A Watertown, sur une communauté de 32000 habitants près de 20 pour cent sont d’origine arménienne.

« Ce n’est pas un sujet de discussion » a déclaré pour sa part Deborah Lipstadt, spécialiste de l’Holocauste à l’université d’Emory. « Il y a un consensus accablant parmi les historiens qui travaillent dans ce secteur et il n’y a aucune question que c’est un génocide. Vous ne pouvez niez cette histoire. »

Joey Kurtzman, l’auteur de l’article de Jewcy, a déclaré que les organisations juives devraient être « visibles et prendre la parole avec la communauté arménienne. » « Foxman doit publier une rétraction publique et une excuse à la communauté arménienne et aussi à la communauté juive. Après cela, il devrait être renvoyé. »
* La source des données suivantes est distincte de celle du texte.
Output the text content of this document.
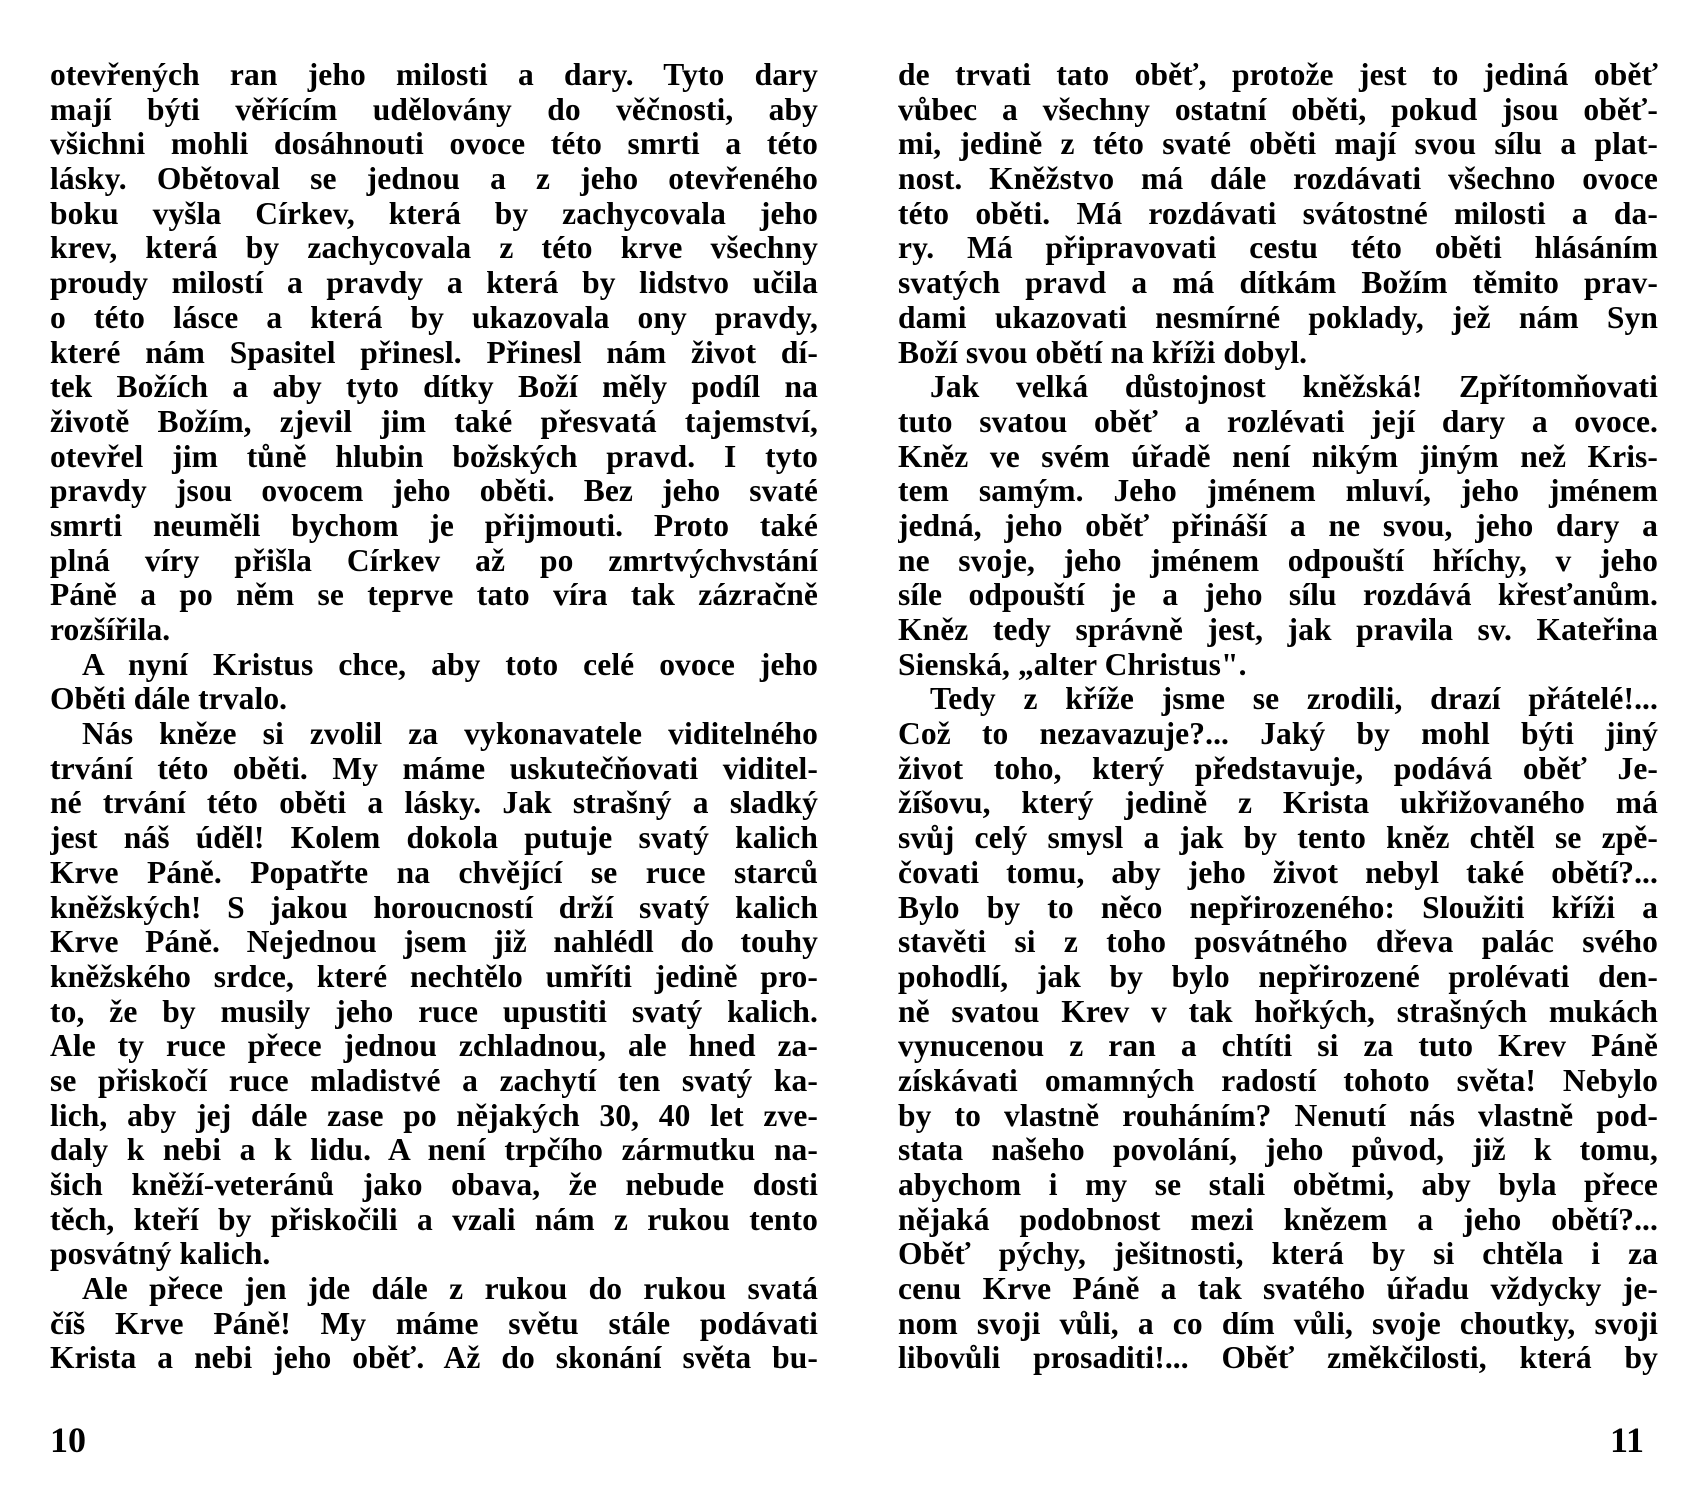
otevřených ran jeho milosti a dary. Tyto dary
mají býti věřícím udělovány do věčnosti, aby
všichni mohli dosáhnouti ovoce této smrti a této
lásky. Obětoval se jednou a z jeho otevřeného
boku vyšla Církev, která by zachycovala jeho
krev, která by zachycovala z této krve všechny
proudy milostí a pravdy a která by lidstvo učila
o této lásce a která by ukazovala ony pravdy,
které nám Spasitel přinesl. Přinesl nám život dí-
tek Božích a aby tyto dítky Boží měly podíl na
životě Božím, zjevil jim také přesvatá tajemství,
otevřel jim tůně hlubin božských pravd. I tyto
pravdy jsou ovocem jeho oběti. Bez jeho svaté
smrti neuměli bychom je přijmouti. Proto také
plná víry přišla Církev až po zmrtvýchvstání
Páně a po něm se teprve tato víra tak zázračně
rozšířila.
A nyní Kristus chce, aby toto celé ovoce jeho
Oběti dále trvalo.
Nás kněze si zvolil za vykonavatele viditelného
trvání této oběti. My máme uskutečňovati viditel-
né trvání této oběti a lásky. Jak strašný a sladký
jest náš úděl! Kolem dokola putuje svatý kalich
Krve Páně. Popatřte na chvějící se ruce starců
kněžských! S jakou horoucností drží svatý kalich
Krve Páně. Nejednou jsem již nahlédl do touhy
kněžského srdce, které nechtělo umříti jedině pro-
to, že by musily jeho ruce upustiti svatý kalich.
Ale ty ruce přece jednou zchladnou, ale hned za-
se přiskočí ruce mladistvé a zachytí ten svatý ka-
lich, aby jej dále zase po nějakých 30, 40 let zve-
daly k nebi a k lidu. A není trpčího zármutku na-
šich kněží-veteránů jako obava, že nebude dosti
těch, kteří by přiskočili a vzali nám z rukou tento
posvátný kalich.
Ale přece jen jde dále z rukou do rukou svatá
číš Krve Páně! My máme světu stále podávati
Krista a nebi jeho oběť. Až do skonání světa bu-
de trvati tato oběť, protože jest to jediná oběť
vůbec a všechny ostatní oběti, pokud jsou oběť-
mi, jedině z této svaté oběti mají svou sílu a plat-
nost. Kněžstvo má dále rozdávati všechno ovoce
této oběti. Má rozdávati svátostné milosti a da-
ry. Má připravovati cestu této oběti hlásáním
svatých pravd a má dítkám Božím těmito prav-
dami ukazovati nesmírné poklady, jež nám Syn
Boží svou obětí na kříži dobyl.
Jak velká důstojnost kněžská! Zpřítomňovati
tuto svatou oběť a rozlévati její dary a ovoce.
Kněz ve svém úřadě není nikým jiným než Kris-
tem samým. Jeho jménem mluví, jeho jménem
jedná, jeho oběť přináší a ne svou, jeho dary a
ne svoje, jeho jménem odpouští hříchy, v jeho
síle odpouští je a jeho sílu rozdává křesťanům.
Kněz tedy správně jest, jak pravila sv. Kateřina
Sienská, „alter Christus".
Tedy z kříže jsme se zrodili, drazí přátelé!...
Což to nezavazuje?... Jaký by mohl býti jiný
život toho, který představuje, podává oběť Je-
žíšovu, který jedině z Krista ukřižovaného má
svůj celý smysl a jak by tento kněz chtěl se zpě-
čovati tomu, aby jeho život nebyl také obětí?...
Bylo by to něco nepřirozeného: Sloužiti kříži a
stavěti si z toho posvátného dřeva palác svého
pohodlí, jak by bylo nepřirozené prolévati den-
ně svatou Krev v tak hořkých, strašných mukách
vynucenou z ran a chtíti si za tuto Krev Páně
získávati omamných radostí tohoto světa! Nebylo
by to vlastně rouháním? Nenutí nás vlastně pod-
stata našeho povolání, jeho původ, již k tomu,
abychom i my se stali obětmi, aby byla přece
nějaká podobnost mezi knězem a jeho obětí?...
Oběť pýchy, ješitnosti, která by si chtěla i za
cenu Krve Páně a tak svatého úřadu vždycky je-
nom svoji vůli, a co dím vůli, svoje choutky, svoji
libovůli prosaditi!... Oběť změkčilosti, která by
10	11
Dans une tentative apparente de court-circuiter la controverse à Watertown, le bureau de Boston de l’ADL a semblé faire marche arrière face à la ligne de l’organisation.

« L’ADL n’a jamais nié ce qui est arrivé à la fin de la Première guerre mondiale » a affirmé un de ses membres de Boston dans une lettre publiée Boston Globe. « Il y a eu des massacres d’Arméniens et une grande souffrance (...). Nous croyons que le gouvernement turc d’aujourd’hui devrait faire plus que ce qu’il a fait pour s’en prendre au passé et se réconcilier avec les Arméniens. ».

« Nous allons devoir probablement couper nos relations si l’ADL n’entre pas en conversation avec nous et se met au travail sur cette question » a dit Mme Thomasian. « C’est une merveilleuse occasion d’avoir une compréhension du public de 90 ans de négationnisme et pourquoi des gens parfaitement raisonnables tombent dans des pièges comme cela. »

Will Twombly co-président du programme « Pas de Place pour la Haine » à Watertown a pour sa part déclaré le 26 juillet que son groupe est « une entité locale autonome » qui « reconnaît entièrement la tragédie indescriptible de cet événement terrifiant. Nos coeurs vont à chaque membre des familles de victimes du génocide. Nous espérons que tout ceux qui sont inspirés par leur courage travailleront localement pour empêcher la haine et généralement combattre et mettre fin à la dévastation au Darfour et dans les autres partis dévastées du monde ».